Bushing: Sometimes used as a bearing, a bushing is typically a hollow cylinder used as an interface between a hole and a shaft.
Datum: A datum is a reference feature that helps you interpret dimensions on an engineering drawing. (Wikipedia)
Detailed Design: Going from high-level conceptual design to something that can be manufactured. This typically includes drawings for all of the parts and assemblies required.
DFA: “Design for Assembly”. In other words, how easy will this thing to be to put together? An elegantly placed screw may not seem so great when you realize there’s no way for a screw driver to reach it. (Wikipedia)
DFM: “Design for Manufacture”. By understanding how things are going to be made, you can design them to better accommodate these manufacturing processes. It’s not uncommon for an inexperienced engineer to make parts unnecessarily expensive by creating features in their 3D model that are not ideal for the intended manufacturing process. (Wikipedia)
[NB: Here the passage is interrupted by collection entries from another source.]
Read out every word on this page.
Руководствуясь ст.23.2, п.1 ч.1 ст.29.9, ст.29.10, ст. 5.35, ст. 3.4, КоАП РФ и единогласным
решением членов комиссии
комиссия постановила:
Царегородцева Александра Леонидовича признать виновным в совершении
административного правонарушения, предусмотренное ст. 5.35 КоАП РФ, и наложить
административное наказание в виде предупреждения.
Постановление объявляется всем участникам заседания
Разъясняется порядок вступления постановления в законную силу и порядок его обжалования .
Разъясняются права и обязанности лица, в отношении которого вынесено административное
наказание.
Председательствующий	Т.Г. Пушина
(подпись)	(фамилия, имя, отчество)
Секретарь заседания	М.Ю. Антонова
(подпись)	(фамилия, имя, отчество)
Drawing: When I say “drawing”, I’m referring to a technical document that describes the necessary information to produce a particular part or assembly. Drawings come from CAD packages and conform to commonly accepted standards.
Industrial Design(er): Industrial design tends to refer to the look, feel, and human interaction with a product. Often times an industrial designer will be responsible for developing the look (shape, color, textures) of a product. Mechanical engineers design the functional product around these constraints.
Iterative Design: Even when you think you know exactly what you want, the process of designing, prototyping, and testing will always produce changes. You should expect this to happen.
PDM: “Product Data Management.” Exactly what it sounds like, managing all of the data associated with a product like 3D models, drawings, manufacturing plans, etc. (Wikipedia)
Pitch: Typical of screws and gears, it describes the numbers of threads or teeth over a given distance. For threads or gears to properly mate, they must have the same pitch.
Preload: A 50lb weight sitting on the ground has a 50lb preload to the ground. It will require at least 50lb of force opposite the ground to break contact. In mechanical assemblies, things like bolts and springs are used to create preload to ensure things stay where they are supposed to.
Prototype: Simply a mock-up of the desired end result. This can be done digitally, with 3D models, renderings, and animations. It can also be done physically using tools like 3D printers.
Rendered Image: Using 3D CAD data to generate realistic images of a design, product, or idea. Rendered images simulate the behavior of light and typically take hours to generate at high resolutions. Many product images you see in advertising and on web sites are actually rendered from 3D data, even though they may look like a photograph.
Rendered Animation: CAD data can be used to demonstrate a products function, how it goes together, or just move it around in space. When we render each frame of the animation, we can bring ideas to life on the screen.